Are there email practices that our readers should avoid?

Avoid high frequency. Avoid all image-HTML messages (your subscribers will see a big gray box instead of your call to action). Avoid lots of links and images if you think your audience is reading email on mobile devices. Avoid generic messages. Avoid sharing lists between brands or companies – treat the permission grant with respect.

The Golden Rule of email marketing is to treat your subscribers the way you would like to be treated – only sending them information that is relevant, timely and helpful.

Stephanie, is B2B lead generation a good application for email? How about lead nurturing and qualification?

Yes and yes. Email is the first and still most widely utilized dialog channel! Email is great for customizing the "storyboard” – aka: sending drip marketing campaigns. For prospecting, keep it very simple and offer a compelling call to action that has a low bar of commitment. “Download a whitepaper” is certainly simple, but may be too ordinary to break through. “Submit three questions to our expert and we’ll provide custom answers in two days” is more compelling.
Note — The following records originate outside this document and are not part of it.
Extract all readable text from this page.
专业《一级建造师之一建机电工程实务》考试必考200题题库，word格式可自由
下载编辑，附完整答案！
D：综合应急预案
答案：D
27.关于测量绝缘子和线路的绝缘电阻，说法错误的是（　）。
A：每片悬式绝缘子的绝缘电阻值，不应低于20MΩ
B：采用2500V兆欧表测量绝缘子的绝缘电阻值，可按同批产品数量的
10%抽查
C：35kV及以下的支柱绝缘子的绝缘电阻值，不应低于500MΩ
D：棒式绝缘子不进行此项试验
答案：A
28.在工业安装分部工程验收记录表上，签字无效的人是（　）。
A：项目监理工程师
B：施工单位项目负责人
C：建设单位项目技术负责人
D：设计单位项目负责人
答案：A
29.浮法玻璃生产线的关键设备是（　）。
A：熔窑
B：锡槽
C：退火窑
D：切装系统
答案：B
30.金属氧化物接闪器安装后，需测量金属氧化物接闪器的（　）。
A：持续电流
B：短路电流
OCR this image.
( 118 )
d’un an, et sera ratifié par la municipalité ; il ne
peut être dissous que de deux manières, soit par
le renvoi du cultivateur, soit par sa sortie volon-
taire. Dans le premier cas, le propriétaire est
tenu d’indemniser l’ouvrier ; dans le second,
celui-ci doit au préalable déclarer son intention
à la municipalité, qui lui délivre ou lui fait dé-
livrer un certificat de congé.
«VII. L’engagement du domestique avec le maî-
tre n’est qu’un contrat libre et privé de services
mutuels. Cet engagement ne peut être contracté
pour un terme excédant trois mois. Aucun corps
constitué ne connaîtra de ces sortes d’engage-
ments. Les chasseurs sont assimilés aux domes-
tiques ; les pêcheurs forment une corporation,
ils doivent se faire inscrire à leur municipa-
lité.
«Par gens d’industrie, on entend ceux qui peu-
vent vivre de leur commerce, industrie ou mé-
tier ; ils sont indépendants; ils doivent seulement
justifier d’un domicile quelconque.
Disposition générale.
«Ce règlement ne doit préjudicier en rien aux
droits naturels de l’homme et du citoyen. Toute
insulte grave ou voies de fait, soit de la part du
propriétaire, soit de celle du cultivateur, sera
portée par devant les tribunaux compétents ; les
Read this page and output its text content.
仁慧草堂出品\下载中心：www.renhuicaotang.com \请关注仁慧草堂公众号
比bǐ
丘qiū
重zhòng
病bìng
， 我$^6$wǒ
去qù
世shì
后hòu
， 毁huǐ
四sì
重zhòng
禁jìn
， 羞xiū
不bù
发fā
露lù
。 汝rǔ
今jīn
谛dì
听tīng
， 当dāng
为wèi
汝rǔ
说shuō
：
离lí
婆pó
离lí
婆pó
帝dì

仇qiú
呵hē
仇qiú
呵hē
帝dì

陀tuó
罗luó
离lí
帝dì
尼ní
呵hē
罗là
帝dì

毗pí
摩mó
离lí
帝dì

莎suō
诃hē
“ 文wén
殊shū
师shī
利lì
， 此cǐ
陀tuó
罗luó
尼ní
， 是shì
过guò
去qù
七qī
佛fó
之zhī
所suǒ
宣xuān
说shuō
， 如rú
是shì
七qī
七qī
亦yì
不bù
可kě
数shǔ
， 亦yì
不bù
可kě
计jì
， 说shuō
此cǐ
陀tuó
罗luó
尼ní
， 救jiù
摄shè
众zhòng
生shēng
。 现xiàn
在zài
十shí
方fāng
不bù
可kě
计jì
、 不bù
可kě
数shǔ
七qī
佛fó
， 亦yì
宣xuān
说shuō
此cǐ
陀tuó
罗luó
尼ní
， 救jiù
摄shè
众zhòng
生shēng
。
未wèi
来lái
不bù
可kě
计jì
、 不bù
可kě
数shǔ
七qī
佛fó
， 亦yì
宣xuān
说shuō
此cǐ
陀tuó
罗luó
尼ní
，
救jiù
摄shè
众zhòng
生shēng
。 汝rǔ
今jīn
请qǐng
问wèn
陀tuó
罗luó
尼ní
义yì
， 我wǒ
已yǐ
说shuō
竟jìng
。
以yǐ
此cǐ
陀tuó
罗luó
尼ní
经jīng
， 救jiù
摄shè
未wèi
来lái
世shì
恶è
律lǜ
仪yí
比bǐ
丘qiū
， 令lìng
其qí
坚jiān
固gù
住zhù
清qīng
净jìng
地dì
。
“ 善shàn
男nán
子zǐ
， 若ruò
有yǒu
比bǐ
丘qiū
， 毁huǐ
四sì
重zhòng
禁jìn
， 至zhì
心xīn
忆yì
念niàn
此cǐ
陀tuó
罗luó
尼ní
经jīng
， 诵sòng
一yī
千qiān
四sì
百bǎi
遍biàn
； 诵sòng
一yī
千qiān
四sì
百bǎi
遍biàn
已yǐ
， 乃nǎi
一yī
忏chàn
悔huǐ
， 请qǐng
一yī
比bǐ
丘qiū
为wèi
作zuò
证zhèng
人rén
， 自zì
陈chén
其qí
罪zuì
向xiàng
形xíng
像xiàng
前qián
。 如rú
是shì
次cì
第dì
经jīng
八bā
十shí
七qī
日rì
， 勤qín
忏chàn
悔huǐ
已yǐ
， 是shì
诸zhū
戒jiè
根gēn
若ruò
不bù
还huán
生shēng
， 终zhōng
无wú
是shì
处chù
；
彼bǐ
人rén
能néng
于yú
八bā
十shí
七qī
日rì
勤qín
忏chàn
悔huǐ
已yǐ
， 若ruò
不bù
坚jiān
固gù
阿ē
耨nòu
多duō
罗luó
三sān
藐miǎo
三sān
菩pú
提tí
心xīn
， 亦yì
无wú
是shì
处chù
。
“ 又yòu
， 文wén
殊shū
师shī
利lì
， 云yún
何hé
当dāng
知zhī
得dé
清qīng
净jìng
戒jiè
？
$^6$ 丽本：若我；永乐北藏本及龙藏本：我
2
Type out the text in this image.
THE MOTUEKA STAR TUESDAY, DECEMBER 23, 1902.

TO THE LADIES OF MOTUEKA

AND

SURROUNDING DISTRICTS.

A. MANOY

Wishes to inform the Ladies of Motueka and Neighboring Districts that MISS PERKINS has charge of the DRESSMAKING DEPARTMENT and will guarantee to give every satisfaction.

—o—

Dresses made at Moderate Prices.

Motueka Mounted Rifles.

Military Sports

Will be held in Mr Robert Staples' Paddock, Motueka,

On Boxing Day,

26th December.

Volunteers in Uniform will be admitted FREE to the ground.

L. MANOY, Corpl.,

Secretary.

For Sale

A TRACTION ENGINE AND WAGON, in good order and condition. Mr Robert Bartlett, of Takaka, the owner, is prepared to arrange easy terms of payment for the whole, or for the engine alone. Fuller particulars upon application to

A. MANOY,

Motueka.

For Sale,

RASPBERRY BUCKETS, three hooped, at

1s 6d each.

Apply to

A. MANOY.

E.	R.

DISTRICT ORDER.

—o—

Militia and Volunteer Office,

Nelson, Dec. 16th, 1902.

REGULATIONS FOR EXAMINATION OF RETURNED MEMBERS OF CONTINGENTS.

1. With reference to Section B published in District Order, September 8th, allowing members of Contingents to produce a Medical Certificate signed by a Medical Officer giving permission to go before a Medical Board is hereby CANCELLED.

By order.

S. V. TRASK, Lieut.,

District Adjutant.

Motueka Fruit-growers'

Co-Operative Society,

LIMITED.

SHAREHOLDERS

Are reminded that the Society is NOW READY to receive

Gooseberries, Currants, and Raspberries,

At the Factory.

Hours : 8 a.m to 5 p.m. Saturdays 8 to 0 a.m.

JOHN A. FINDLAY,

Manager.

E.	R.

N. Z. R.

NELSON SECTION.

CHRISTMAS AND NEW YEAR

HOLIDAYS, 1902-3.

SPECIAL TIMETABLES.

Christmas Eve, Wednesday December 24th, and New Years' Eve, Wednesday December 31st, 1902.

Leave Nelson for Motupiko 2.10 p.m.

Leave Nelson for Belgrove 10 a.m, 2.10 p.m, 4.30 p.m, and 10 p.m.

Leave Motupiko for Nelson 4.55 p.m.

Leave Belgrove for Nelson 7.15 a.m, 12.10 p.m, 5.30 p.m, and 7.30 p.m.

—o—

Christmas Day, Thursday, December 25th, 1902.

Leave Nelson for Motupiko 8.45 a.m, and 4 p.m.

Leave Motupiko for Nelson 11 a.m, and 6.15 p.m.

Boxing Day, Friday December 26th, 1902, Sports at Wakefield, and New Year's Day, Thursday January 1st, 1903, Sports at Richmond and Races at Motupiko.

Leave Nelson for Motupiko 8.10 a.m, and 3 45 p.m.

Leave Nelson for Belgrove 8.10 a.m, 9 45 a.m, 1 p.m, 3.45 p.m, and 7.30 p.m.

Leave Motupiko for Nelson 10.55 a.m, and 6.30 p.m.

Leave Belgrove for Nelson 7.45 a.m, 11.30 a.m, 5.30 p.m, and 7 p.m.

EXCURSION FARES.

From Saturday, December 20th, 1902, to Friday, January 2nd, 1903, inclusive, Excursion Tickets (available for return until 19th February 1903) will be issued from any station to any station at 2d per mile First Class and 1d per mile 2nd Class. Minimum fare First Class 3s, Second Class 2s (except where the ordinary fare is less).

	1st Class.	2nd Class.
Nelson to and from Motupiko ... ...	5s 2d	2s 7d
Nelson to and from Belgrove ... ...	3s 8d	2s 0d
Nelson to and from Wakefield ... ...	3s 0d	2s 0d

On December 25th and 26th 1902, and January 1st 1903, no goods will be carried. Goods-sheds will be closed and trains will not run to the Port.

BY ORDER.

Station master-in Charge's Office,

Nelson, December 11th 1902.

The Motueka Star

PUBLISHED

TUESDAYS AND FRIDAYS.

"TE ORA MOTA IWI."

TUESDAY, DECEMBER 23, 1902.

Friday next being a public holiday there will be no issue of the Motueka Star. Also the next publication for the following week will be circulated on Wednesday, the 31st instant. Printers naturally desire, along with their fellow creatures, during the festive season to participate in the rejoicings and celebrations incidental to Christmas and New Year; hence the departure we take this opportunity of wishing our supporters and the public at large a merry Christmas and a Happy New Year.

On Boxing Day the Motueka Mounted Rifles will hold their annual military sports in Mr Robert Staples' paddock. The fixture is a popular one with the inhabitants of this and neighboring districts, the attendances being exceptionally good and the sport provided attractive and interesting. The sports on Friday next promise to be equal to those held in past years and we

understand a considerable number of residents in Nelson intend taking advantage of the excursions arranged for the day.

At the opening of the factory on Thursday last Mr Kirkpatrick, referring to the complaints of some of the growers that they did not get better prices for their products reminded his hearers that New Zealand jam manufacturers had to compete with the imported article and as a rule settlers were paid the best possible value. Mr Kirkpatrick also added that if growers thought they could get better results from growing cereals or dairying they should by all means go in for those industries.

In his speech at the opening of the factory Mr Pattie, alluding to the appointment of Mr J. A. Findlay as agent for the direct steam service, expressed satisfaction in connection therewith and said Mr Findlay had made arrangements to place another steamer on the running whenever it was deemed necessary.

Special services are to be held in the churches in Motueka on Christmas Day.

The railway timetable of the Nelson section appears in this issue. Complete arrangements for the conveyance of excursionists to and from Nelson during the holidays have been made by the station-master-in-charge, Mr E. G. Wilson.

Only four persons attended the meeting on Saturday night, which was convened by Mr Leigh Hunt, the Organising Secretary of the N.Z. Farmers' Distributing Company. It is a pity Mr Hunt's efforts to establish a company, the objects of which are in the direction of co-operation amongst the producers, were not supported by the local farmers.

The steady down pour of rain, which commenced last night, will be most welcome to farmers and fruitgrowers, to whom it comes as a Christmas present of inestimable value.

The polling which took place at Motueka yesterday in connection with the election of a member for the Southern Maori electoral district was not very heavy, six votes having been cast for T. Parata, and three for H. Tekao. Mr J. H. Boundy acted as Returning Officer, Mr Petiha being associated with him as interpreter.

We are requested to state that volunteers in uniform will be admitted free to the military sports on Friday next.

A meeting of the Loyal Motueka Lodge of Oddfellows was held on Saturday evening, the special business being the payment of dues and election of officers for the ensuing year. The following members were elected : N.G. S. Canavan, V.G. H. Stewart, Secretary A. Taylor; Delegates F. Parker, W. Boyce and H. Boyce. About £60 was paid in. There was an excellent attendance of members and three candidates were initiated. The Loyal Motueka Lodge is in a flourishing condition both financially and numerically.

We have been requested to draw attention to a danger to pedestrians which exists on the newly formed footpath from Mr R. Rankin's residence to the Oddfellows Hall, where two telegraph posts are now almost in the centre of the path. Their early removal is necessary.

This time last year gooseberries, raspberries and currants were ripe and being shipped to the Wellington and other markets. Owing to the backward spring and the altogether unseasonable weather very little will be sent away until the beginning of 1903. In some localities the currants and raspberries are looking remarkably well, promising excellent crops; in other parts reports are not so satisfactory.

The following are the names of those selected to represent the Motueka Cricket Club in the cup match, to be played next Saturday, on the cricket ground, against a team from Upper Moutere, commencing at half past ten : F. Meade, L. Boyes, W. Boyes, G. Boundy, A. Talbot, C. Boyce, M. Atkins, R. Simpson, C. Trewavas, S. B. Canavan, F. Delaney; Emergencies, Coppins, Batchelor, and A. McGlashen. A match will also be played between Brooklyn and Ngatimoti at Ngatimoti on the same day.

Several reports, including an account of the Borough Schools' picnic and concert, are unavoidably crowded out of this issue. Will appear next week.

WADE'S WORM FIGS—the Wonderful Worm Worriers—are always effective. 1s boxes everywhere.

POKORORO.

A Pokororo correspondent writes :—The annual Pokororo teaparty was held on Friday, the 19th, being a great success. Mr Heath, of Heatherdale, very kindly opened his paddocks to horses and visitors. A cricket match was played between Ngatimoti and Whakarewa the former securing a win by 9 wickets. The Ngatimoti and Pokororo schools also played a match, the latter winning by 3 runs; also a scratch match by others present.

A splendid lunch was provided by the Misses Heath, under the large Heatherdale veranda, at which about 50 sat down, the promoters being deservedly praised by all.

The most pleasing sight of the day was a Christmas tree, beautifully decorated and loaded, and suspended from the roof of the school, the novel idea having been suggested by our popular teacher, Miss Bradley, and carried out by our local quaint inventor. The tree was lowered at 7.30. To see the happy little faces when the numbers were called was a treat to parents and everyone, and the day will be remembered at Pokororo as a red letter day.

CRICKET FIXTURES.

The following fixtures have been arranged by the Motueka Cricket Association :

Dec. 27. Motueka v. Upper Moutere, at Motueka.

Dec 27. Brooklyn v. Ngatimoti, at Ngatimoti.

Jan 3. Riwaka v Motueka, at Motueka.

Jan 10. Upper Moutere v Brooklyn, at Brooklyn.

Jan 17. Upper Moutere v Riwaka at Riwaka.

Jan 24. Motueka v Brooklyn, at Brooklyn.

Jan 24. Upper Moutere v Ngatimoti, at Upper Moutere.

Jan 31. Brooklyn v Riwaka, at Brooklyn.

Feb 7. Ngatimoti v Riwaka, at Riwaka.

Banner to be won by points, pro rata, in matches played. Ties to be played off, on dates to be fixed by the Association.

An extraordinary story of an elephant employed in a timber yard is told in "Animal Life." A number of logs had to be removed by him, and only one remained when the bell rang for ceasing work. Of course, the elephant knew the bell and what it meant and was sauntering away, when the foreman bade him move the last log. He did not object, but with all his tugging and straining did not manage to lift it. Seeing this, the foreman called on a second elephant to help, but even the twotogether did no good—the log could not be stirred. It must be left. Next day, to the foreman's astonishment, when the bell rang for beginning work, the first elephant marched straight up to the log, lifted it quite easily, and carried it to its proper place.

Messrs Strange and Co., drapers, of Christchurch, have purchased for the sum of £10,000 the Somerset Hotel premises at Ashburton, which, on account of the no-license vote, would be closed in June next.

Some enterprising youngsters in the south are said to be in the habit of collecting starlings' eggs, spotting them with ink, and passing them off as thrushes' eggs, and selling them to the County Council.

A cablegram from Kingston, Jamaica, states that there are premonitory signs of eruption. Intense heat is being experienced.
Email is also great for moving prospects through a sales cycle. Again, customize. For free trial downloaders, send a series that guides them through getting started and then to exploring cool features that you know help close a deal. As the free trial ends, segment by those who have actually opened the software vs. those who did not. Later in the cycle, focus messaging around making a business case for the product purchase, since most B2B expenditures have to be approved by some committee or some executive.

If that sounds like a lot of work, remember that you create this series of messages once and then use it over and over again.

Are there any tips you can give for selecting the right email service provider?

There are so many providers, and it has become a commodity business so you won’t find many big differences between them all. (Note: My employer is NOT in this business, but we do partner with the best ESPs to provide inbox deliverability data.)

My recommendation is to start with an audit of your own needs – is segmentation the most important thing? Data integration? HTML templates? Then seek out four to five of the ESPs who best serve marketers with your size lists and ask them to show you how they would address that most important requirement. They need to be able to show you how they can do the whole service, too, but frankly, almost every one of them can check off every box in your RFP. If you focus on the one factor that drives your email marketing success, you will then have a point of differentiation.

Another deciding factor is to meet the person who will be your internal advocate – both account service and executive levels.

There is lots of buzz about video email. What are your thoughts about it?

I love the idea, but honestly, the only way video in email can be used for any significant reach is via an animated GIF that mimics video and links to a web page for the full experience. Technically, it’s not that cool, but it can be very effective if done well.

Don’t use video just to use it, however. Without it being central to the call to action, you will find that video can distract subscribers and actually reduce response. Instead, use it when it helps tell your story and close the conversion. Then it can be powerful.

To wrap things up Stephanie, are there any final thoughts about B2B email that you want to share with our readers?

Don’t put your email on autopilot. It’s too important to your revenue and customer engagement and nurturing efforts. Just because it’s easy to hit send and it’s cheap to broadcast, please, please, please don’t neglect your subscribers’ interests. These are your customers! Take the time to engage them. Help them be smarter and more productive, earn more revenue, and look good in front of their boss and they will reward you with more response and revenue.

Stephanie, thanks so much for taking the time to do this interview!